TS Alfresa Co., Ltd. (Headquarters: Hiroshima City, Hiroshima Prefecture; President and CEO: Takashi Takahashi; hereinafter "TS Alfresa"), a wholly owned subsidiary engaged in the wholesale distribution of pharmaceuticals and related products, and Miyano Medix Co., Ltd. (Headquarters: Fukuyama City, Hiroshima Prefecture; President and CEO: Kazuo Kiriyama; hereinafter "Miyano Medix"), a specialized medical device trading company and subsidiary of TS Alfresa, have today signed a merger agreement with TS Alfresa as the surviving company. We hereby announce the details as follows.

Please note that, as this merger is between wholly owned subsidiaries, certain disclosure items and details have been partially omitted.

Details:

1. Background and Purpose

TS Alfresa, headquartered in Hiroshima Prefecture, operates throughout the Chugoku region, distributing not only pharmaceuticals but also a wide range of medical products※1, including medical devices and materials. The company has also deployed staff with advanced expertise in medical devices, contributing to regional healthcare through its wholesale business.

Miyano Medix has operated as a locally focused medical device wholesaler centered on Fukuyama City, Hiroshima Prefecture, for over 70 years. It handles a broad range of products, including high-risk medical devices and veterinary medical equipment, and has developed extensive know-how in post-delivery maintenance and support services.

In September 2025, TS Alfresa acquired all shares of Miyano Medix to make it a subsidiary, aiming to expand its medical product portfolio and strengthen its sales capabilities※2. Through this merger, the company aims to further enhance value delivery to regional healthcare by leveraging Miyano Medix’s specialized products and technical expertise to serve hospitals, clinics, and veterinary hospitals across the entire Chugoku region.

※1 Medical Products: Diagnostic reagents, medical devices and materials, nutritional foods, etc.

※2 Reference: Announcement dated September 2, 2025

"Acquisition of Shares in Miyano Medix Co., Ltd., a Medical Device Specialist Trader, by TS Alfresa Co., Ltd. (Subsidiary Integration)"

https://ssl4.eir-parts.net/doc/2784/ir_material15/258276/00.pdf

2. Summary of the Merger

(1) Timeline

(Note) The merger qualifies as a simplified corporate reorganization under Article 796, Paragraph 2 of the Companies Act for TS Alfresa, and therefore will be implemented without shareholder approval.
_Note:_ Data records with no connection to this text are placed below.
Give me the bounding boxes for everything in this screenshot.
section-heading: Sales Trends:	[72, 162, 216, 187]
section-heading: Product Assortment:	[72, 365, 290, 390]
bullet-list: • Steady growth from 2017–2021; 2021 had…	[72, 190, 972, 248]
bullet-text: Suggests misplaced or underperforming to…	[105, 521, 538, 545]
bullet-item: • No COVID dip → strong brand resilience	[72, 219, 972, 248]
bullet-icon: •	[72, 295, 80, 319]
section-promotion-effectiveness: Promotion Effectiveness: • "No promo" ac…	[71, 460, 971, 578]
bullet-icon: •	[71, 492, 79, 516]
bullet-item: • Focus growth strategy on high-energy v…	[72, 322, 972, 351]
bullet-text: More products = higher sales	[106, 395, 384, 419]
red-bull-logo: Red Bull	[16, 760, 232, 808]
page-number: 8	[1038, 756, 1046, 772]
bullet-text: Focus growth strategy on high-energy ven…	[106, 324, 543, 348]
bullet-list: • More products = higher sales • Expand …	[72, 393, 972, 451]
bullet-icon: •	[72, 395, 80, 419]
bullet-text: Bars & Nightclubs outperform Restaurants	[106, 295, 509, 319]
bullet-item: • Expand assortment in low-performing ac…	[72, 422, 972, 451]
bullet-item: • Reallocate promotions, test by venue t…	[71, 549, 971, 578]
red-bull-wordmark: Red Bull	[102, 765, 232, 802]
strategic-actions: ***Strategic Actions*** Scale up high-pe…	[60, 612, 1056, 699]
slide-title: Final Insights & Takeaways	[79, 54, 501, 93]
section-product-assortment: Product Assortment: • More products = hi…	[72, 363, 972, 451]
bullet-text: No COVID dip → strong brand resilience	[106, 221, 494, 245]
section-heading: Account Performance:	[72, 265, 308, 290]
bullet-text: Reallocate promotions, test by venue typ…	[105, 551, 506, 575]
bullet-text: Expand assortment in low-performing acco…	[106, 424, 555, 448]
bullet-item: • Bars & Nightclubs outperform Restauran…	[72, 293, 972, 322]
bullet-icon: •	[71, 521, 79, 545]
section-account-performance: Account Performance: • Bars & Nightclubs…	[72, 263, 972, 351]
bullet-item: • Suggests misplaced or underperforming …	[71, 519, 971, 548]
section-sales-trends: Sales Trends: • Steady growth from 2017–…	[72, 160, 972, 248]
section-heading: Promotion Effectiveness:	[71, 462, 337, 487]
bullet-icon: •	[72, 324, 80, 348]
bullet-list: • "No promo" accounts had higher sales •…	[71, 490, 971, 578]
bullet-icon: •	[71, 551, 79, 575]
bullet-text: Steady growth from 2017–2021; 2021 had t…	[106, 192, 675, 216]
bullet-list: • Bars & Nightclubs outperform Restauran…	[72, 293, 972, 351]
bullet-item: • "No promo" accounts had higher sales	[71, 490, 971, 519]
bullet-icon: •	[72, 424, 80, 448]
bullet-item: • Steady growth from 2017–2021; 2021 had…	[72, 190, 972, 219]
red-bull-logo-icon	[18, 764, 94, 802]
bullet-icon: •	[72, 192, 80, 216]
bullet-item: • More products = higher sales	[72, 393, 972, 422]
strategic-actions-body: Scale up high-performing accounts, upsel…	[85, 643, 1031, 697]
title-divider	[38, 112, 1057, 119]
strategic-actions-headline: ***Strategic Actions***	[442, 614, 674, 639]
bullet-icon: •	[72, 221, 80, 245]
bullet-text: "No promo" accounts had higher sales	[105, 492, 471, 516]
Similarly, for Miyano Medix, it qualifies as an abbreviated reorganization under Article 784, Paragraph 1 of the Companies Act, and will also proceed without shareholder approval.

(2) Merger Method

The merger will be executed as an absorption-type merger, with TS Alfresa as the surviving company and Miyano Medix as the dissolved company.

(3) Allocation Related to the Merger

As this merger takes place between wholly owned subsidiaries of the parent company, there will be no allocation of shares or monetary compensation.

3. Overview of the Merging Companies (as of March 31, 2026)

※3 Founded in April 1947

4. Post-Merger Status (Planned)

There are no plans to change the surviving company’s corporate name, head office location, or other key details following the merger.

5. Future Outlook

As this is a merger between wholly owned subsidiaries, the impact on the parent company’s consolidated financial results is expected to be minimal.